The potential trend toward smaller vehicles is one of the findings of the vehicle marketing volume of the 10th biennial U-M Delphi Forecast and Analysis of the North American Automotive Industry. The three-volume report is based on responses from more than 200 auto industry experts on trends in marketing, technology and materials through 2009.

According to the forecast, purchase price and lease terms will continue to be important factors for consumers buying either passenger cars or light trucks, followed closely by manufacturer incentives and rebates and dealer service.

In addition, factors such as quality, styling, manufacturer reputation, brand image and performance will continue to be top concerns for buyers of both cars and trucks. Fuel economy, safety and vehicle technology, however, will become more important for consumers of all types of vehicles through 2009.

"From the view of the vehicle itself, the rising importance of these factors in the future may offer manufacturers and suppliers, in particular, opportunities to differentiate passenger cars in a way that is considered less important to vehicle buyers today," Belzowski says. "It may be that respondents anticipate increased regulation for emissions and fuel economy, or they may see the arrival of future powertrains that have the potential to revolutionize what most manufacturers consider their core technology."

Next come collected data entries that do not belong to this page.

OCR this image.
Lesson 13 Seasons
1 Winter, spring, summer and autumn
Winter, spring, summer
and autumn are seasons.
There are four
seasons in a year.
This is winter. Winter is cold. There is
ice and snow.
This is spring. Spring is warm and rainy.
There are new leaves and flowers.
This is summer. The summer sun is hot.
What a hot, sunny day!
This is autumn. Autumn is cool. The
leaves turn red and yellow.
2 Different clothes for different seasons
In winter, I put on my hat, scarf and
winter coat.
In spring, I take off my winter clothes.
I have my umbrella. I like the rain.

In terms of car-buying methods, respondents in the U-M forecast were relatively conservative in their predictions about future use of the Internet for purchasing a vehicle, as well as arranging financing or buying insurance, Belzowski says.

While the Delphi report predicts that 75 percent of consumers in the next decade will research new cars and trucks on the Web before buying (up from about 25 percent in 2000), only about 25 percent will actually purchase a vehicle online or buy (or arrange for) financing or insurance through the Internet by 2009.

Although the forecast participants may be overlooking the Web's potential in selling cars and trucks, they believe that the demand for "built-to-order" vehicles (as opposed to vehicles delivered from dealer inventory) will steadily increase from 15 percent currently to 50 percent by 2009.

"Build-to-order is considered within the industry as the next Holy Grail of automotive sales and marketing," Belzowski says. "There is a belief that consumers are displeased by their current choices of how to purchase a vehicle and that they leave the showroom disgruntled with animosity toward the retailer and the brand."

Among other findings, the U-M forecast predicts that Japanese and European automakers will do a better job than their U.S. counterparts in maintaining effective customer relations over the next decade. Also, the number of auto manufacturers and divisions will decrease by 2009, while the number of models and nameplates will remain about the same.

In addition to issues of industry structure and car buying, the Delphi report also addresses topics of brand management, consumer information, order-to-delivery, vehicle features and alternative-powered vehicles. The forecast was co-written by Brett Smith, a senior industry analyst for Altarum's Center for Automotive Research.

OSAT provides research and analysis, information resources and communication forums that respond to the continually changing needs of the international automotive and motor vehicle transportation industries.